Parsa and his team provide tips for teens who want to get vaccinated about how to talk with their parents. The Teens for Vaccines guidebook suggests:
- Be informed and educate yourself first.
- Find a time when your parents are relaxed and not stressed.
- If your parents keep avoiding the topic, email them with useful, informative links.
- Thank your parents for caring about you, and your health.
- Be honest and vocal about your feelings.
- Ask your parents if they would be willing to talk to others who support your position: relatives, teachers, school nurses.
- Seek out local immunization events designed for parents.
- If these things don’t work, inform yourself about Minor Consent Laws in your state.
In California, for example, Assembly Bill 499 (approved in 2011) allows minors 12 and older to give their own consent for services that prevent sexually transmitted diseases, including the HPV vaccine. In 2022, CA Senate Bill 866 would have allowed teens 15 years and older to consent to other preventative medical care, including COVID-19 vaccination—without their parents’ permission. Parsa testified at the Senate Judiciary Committee hearing to support SB 866; however, Sen. Scott Wiener pulled the bill in August when it was clear that he didn’t have the votes.

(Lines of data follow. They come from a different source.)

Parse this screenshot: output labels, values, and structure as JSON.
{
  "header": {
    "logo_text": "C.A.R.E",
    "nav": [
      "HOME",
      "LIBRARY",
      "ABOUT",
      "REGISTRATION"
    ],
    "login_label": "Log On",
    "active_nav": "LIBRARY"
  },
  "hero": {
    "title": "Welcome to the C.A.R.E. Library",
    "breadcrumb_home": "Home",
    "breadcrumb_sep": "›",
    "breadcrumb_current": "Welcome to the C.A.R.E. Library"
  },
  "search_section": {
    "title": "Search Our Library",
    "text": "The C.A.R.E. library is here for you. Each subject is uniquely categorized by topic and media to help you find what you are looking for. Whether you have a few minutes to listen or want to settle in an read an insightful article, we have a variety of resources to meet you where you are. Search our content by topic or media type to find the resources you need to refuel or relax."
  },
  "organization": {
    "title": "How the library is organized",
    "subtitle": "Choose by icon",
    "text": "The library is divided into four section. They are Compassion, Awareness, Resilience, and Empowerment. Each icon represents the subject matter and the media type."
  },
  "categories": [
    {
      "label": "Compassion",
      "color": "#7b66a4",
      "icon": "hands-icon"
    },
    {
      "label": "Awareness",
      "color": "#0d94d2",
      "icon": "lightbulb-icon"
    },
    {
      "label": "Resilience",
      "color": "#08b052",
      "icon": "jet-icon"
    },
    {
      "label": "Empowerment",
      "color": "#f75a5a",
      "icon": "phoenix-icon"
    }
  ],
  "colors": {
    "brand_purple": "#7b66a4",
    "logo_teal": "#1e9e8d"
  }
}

In a press release, Sen. Wiener said, “Sadly, months of harassment and misinformation — including death threats against me and teen advocates — by a small but highly vocal and organized minority of anti-vaxxers have taken their toll. The health of young people will suffer as a result. SB 866 did nothing more than empower young people to protect their own health, even if their parents have been brain-washed by anti-vax propaganda or are abusive or neglectful.
“We are not 100% sure yet if we will bring it back,” says Catie Stewart, communications director for Sen. Wiener.
Currently, 17 states and the District of Columbia have Minor Consent Laws with varying permissions and restrictions regarding vaccination. What is consistent across borders and the science: the HPV vaccine is safe and effective. The CDC also provides ways for doctors to answer parents’ questions about the HPV vaccine. Teens may use these answers to talk to their own parents.
The CDC recommends the HPV vaccine for girls and boys at 11 to 12 years of age, or as early as 9 years.